Lettre ouverte au général-major Gaïd Salah

Mon Général,

Depuis quelques semaines et plus spécialement ces derniers quinze jours vous vous retrouvez sans cesse sous les feux de la rampe dans la presse nationale, sur les plateaux de télévisions nationales et étrangères, à travers le web.

Les journalistes, politologues, observateurs, personnalités nationales et étrangères ne cessent de disséquer vos paroles et déclarations, de scruter vos faits et gestes. Certains d’entre eux vous reprochent votre hésitation, d’autres votre ton et d’autres enfin votre attitude.  Si beaucoup d’entre eux n’ont ni la connaissance ni la maîtrise du sujet dont ils traitent certains par contre plus pondérés, plus sages et plus pertinents cernent la problématique et se posent les bonnes questions. La question qui revient le plus souvent et qui interpelle les acteurs et les spectateurs est celle de vos intentions réelles et celle de l’institution que vous commandez.

Si la psychologie du militaire et son état d’esprit sont familiers pour les militaires de carrière, les contractuels, les appelés du contingent, le personnel civil assimilé reste flou pour la plupart des civils. Pour le militaire il y a l’armée d’une part et le reste d’autre part. Il y a le civil et le militaire. Au-delà du statut il y a toute une vision de la vie qui les sépare.

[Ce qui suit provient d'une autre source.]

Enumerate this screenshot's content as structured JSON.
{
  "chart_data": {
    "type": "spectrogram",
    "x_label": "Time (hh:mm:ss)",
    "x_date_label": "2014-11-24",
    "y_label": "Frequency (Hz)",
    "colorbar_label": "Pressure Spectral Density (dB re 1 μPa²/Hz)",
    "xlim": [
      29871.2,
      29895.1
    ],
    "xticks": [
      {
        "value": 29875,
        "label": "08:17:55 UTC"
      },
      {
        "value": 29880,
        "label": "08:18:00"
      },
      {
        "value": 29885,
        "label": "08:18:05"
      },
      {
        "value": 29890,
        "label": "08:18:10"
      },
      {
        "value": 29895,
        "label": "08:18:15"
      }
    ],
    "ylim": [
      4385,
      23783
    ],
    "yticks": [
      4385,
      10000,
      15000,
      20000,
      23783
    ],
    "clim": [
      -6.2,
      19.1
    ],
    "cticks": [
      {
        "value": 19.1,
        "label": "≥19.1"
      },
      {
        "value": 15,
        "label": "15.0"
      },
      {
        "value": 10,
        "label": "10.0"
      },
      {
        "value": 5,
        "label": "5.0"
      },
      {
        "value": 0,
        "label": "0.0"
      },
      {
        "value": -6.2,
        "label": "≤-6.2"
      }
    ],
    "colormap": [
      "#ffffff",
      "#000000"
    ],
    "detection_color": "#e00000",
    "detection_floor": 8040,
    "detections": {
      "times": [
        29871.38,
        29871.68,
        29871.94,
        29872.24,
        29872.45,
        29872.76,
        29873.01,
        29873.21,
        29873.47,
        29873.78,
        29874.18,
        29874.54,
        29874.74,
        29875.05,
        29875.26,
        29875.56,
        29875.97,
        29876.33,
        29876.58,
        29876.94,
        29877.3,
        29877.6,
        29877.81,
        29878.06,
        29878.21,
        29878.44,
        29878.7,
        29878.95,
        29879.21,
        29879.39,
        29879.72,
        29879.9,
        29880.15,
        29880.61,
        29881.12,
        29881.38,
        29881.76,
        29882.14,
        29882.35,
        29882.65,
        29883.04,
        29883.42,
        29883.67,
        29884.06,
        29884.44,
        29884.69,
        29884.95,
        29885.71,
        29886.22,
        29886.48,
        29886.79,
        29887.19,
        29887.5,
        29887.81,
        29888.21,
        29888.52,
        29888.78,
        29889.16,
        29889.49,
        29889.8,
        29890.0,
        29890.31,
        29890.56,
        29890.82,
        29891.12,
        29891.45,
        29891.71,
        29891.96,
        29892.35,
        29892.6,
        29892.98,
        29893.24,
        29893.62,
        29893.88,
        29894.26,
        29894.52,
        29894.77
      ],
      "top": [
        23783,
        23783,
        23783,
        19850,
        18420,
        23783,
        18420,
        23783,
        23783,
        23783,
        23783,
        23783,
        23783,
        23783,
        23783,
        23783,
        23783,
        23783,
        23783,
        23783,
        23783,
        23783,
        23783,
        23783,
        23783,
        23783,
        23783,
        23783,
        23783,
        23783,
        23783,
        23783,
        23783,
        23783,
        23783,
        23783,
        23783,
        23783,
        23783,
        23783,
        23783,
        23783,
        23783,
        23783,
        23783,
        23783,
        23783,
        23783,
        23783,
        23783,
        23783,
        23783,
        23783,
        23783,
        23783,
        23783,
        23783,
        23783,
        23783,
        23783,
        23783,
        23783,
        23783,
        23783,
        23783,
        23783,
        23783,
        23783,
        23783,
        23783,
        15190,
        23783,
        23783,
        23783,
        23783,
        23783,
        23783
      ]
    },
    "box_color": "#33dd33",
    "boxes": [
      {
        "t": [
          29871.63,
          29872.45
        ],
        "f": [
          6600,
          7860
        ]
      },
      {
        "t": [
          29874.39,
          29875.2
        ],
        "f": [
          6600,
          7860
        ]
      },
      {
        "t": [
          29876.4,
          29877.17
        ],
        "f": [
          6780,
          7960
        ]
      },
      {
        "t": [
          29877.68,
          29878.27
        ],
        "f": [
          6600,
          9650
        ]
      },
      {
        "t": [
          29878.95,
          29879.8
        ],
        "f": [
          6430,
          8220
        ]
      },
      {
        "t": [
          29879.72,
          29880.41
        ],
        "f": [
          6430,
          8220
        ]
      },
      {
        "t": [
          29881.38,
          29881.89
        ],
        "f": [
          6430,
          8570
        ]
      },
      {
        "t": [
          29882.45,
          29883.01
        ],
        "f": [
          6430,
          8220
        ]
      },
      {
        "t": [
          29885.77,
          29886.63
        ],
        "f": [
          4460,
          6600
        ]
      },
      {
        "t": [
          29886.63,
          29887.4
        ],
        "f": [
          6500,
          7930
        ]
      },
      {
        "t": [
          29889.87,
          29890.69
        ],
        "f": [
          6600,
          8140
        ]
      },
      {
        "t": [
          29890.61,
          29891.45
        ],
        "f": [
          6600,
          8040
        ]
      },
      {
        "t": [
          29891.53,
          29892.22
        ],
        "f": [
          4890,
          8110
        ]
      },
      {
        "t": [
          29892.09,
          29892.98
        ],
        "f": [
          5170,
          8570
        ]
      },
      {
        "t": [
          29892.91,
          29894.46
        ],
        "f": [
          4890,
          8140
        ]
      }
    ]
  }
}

Pour des raisons culturelles et historiques le militaire chez nous et dans beaucoup de pays comme le nôtre, qu’on se l’avoue mon Général, s’est toujours considéré au-dessus du civil. Une supériorité que confèrent probablement le sentiment d’appartenance à une institution prestigieuse dédiée au combat, la possession d’une arme ainsi que le port d’un uniforme dans un pays colonisé depuis des siècles et une population dompté par le feu depuis toujours. Il semble donc peu aisé pour un militaire d’accepter le fait d’être dirigé par un civil.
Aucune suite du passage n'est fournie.